Everyone I know who has pursued graduate study in the humanities has done so, at least in part, because they were enamored with learning, with pursuing the subject matter simply out of love for it. We are idealists, for what could be more idealistic than that?
We step out of that dream into the cold shower of life. I see so many of us, now jaded, few spirits intact. I ponder what might help us preserve idealistic hearts. I know that teaching is a part of the answer, connecting with those, like our younger selves, who have not yet faced the oft harsh realities of life. Beyond that, I have no easy answers, only questions.
We must hone a pragmatic edge, a shield for our tender souls, but do so without a hint of duplicity. We must be sharp as vipers and innocent as doves. We are dolphins in a shark world.
Service learning provides the tools for drawing students out of themselves and out of their potential self-centeredness. This is critical, especially in an age when education is increasingly treated as a commodity and students as consumers. Service learning also holds added benefits for me, the instructor. My teaching should always be other-centered. But in the context of service learning, my teaching can be centered on both my official students and on those whom we serve together. By reflecting on our shared experience, we can grow as members of the same academic community and fragile society. By shifting our orientation from “what can we gain?” to “what can we give?” we have hope of elevating the discussion to matters of lasting importance, doing so with maturity and integrity.

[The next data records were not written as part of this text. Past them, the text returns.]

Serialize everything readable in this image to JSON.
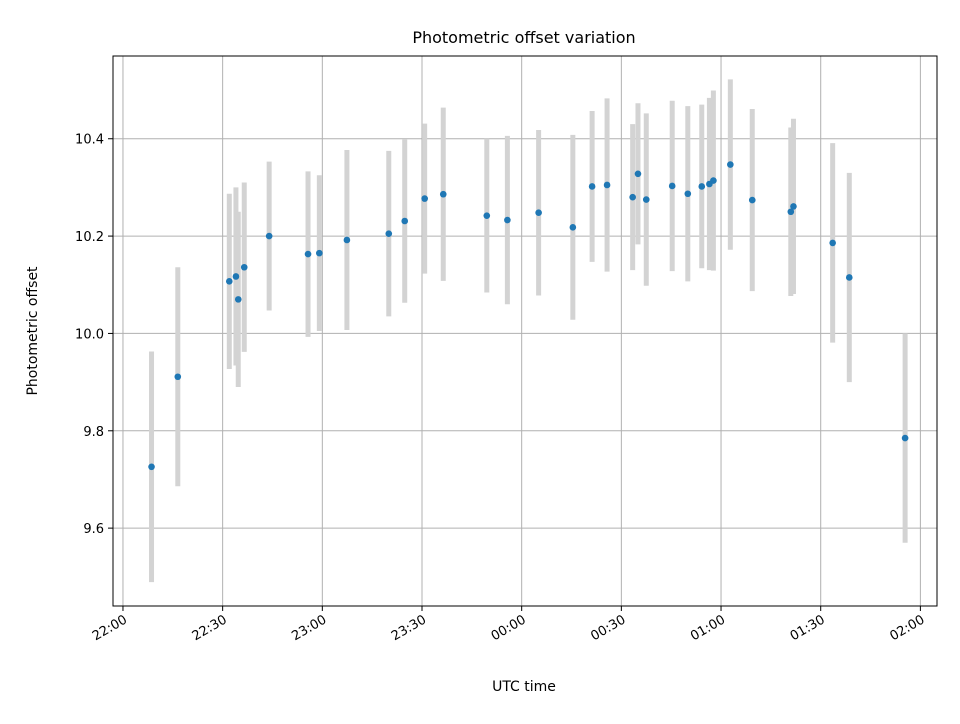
{
  "colors": {
    "point": "#1f77b4",
    "errorbar": "#d3d3d3",
    "grid": "#b0b0b0",
    "axes": "#000000",
    "background": "#ffffff"
  },
  "chart_data": {
    "type": "scatter",
    "title": "Photometric offset variation",
    "xlabel": "UTC time",
    "ylabel": "Photometric offset",
    "x_axis_type": "time",
    "xlim": [
      "21:57",
      "02:05"
    ],
    "ylim": [
      9.44,
      10.57
    ],
    "grid": true,
    "legend": "none",
    "x_ticks": [
      "22:00",
      "22:30",
      "23:00",
      "23:30",
      "00:00",
      "00:30",
      "01:00",
      "01:30",
      "02:00"
    ],
    "y_ticks": [
      "9.6",
      "9.8",
      "10.0",
      "10.2",
      "10.4"
    ],
    "series": [
      {
        "error_bars": "symmetric",
        "points": [
          {
            "time": "22:08.6",
            "y": 9.726,
            "err": 0.237
          },
          {
            "time": "22:16.5",
            "y": 9.911,
            "err": 0.225
          },
          {
            "time": "22:32.0",
            "y": 10.107,
            "err": 0.18
          },
          {
            "time": "22:34.0",
            "y": 10.117,
            "err": 0.183
          },
          {
            "time": "22:34.7",
            "y": 10.07,
            "err": 0.18
          },
          {
            "time": "22:36.5",
            "y": 10.136,
            "err": 0.174
          },
          {
            "time": "22:44.0",
            "y": 10.2,
            "err": 0.153
          },
          {
            "time": "22:55.7",
            "y": 10.163,
            "err": 0.17
          },
          {
            "time": "22:59.1",
            "y": 10.165,
            "err": 0.16
          },
          {
            "time": "23:07.4",
            "y": 10.192,
            "err": 0.185
          },
          {
            "time": "23:20.0",
            "y": 10.205,
            "err": 0.17
          },
          {
            "time": "23:24.8",
            "y": 10.231,
            "err": 0.168
          },
          {
            "time": "23:30.8",
            "y": 10.277,
            "err": 0.154
          },
          {
            "time": "23:36.4",
            "y": 10.286,
            "err": 0.178
          },
          {
            "time": "23:49.5",
            "y": 10.242,
            "err": 0.158
          },
          {
            "time": "23:55.7",
            "y": 10.233,
            "err": 0.173
          },
          {
            "time": "00:05.1",
            "y": 10.248,
            "err": 0.17
          },
          {
            "time": "00:15.4",
            "y": 10.218,
            "err": 0.19
          },
          {
            "time": "00:21.2",
            "y": 10.302,
            "err": 0.155
          },
          {
            "time": "00:25.7",
            "y": 10.305,
            "err": 0.178
          },
          {
            "time": "00:33.4",
            "y": 10.28,
            "err": 0.15
          },
          {
            "time": "00:35.0",
            "y": 10.328,
            "err": 0.145
          },
          {
            "time": "00:37.5",
            "y": 10.275,
            "err": 0.177
          },
          {
            "time": "00:45.3",
            "y": 10.303,
            "err": 0.175
          },
          {
            "time": "00:50.0",
            "y": 10.287,
            "err": 0.18
          },
          {
            "time": "00:54.2",
            "y": 10.302,
            "err": 0.168
          },
          {
            "time": "00:56.5",
            "y": 10.307,
            "err": 0.177
          },
          {
            "time": "00:57.7",
            "y": 10.314,
            "err": 0.185
          },
          {
            "time": "01:02.8",
            "y": 10.347,
            "err": 0.175
          },
          {
            "time": "01:09.4",
            "y": 10.274,
            "err": 0.187
          },
          {
            "time": "01:21.0",
            "y": 10.25,
            "err": 0.173
          },
          {
            "time": "01:21.8",
            "y": 10.261,
            "err": 0.18
          },
          {
            "time": "01:33.6",
            "y": 10.186,
            "err": 0.205
          },
          {
            "time": "01:38.6",
            "y": 10.115,
            "err": 0.215
          },
          {
            "time": "01:55.4",
            "y": 9.785,
            "err": 0.215
          }
        ]
      }
    ]
  }
}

Technology is a double-edged sword. On the one hand, electronic communication is easier, faster, more various in form, simpler to track and to store. Digital means of discussion and lecture provide convenience for student and instructor alike. Perhaps most importantly, internet-driven forms of student-student and student-instructor contact cater to the strengths of many members of the current generation of first-time college students.
Yet I have failed as an educator if I do not draw my students outside of their comfort zone, even as they draw me out of mine. Technology is a tool, but it is not the only one; and it should not become a crutch. Especially for those of us who teach disciplines in which reflection and introspection are primary, it is perhaps more important for us to find ways of incentivizing time for students to unplug, to face themselves undistracted by the noise of the media in which they are typically immersed, and to face others, giving them the gift of unhurried time.
I am eager to use learning technologies to an increasing degree in the classroom; however, I will do so while simultaneously charging my students to take periodic fasts and retreats from our high quantity, often low-quality culture of electronic communication. They have more to learn from a weekend without email, Twitter, and Facebook than I have to teach on an average PowerPoint.
Today begins the strange adventure of bringing my professional life to the web. My hope is that this will provide a helpful forum for connecting with students and fellow professional educators and researchers. However, this tool could become a diversion from more tried and tested forms of pursuing and sharing knowledge. Time will tell.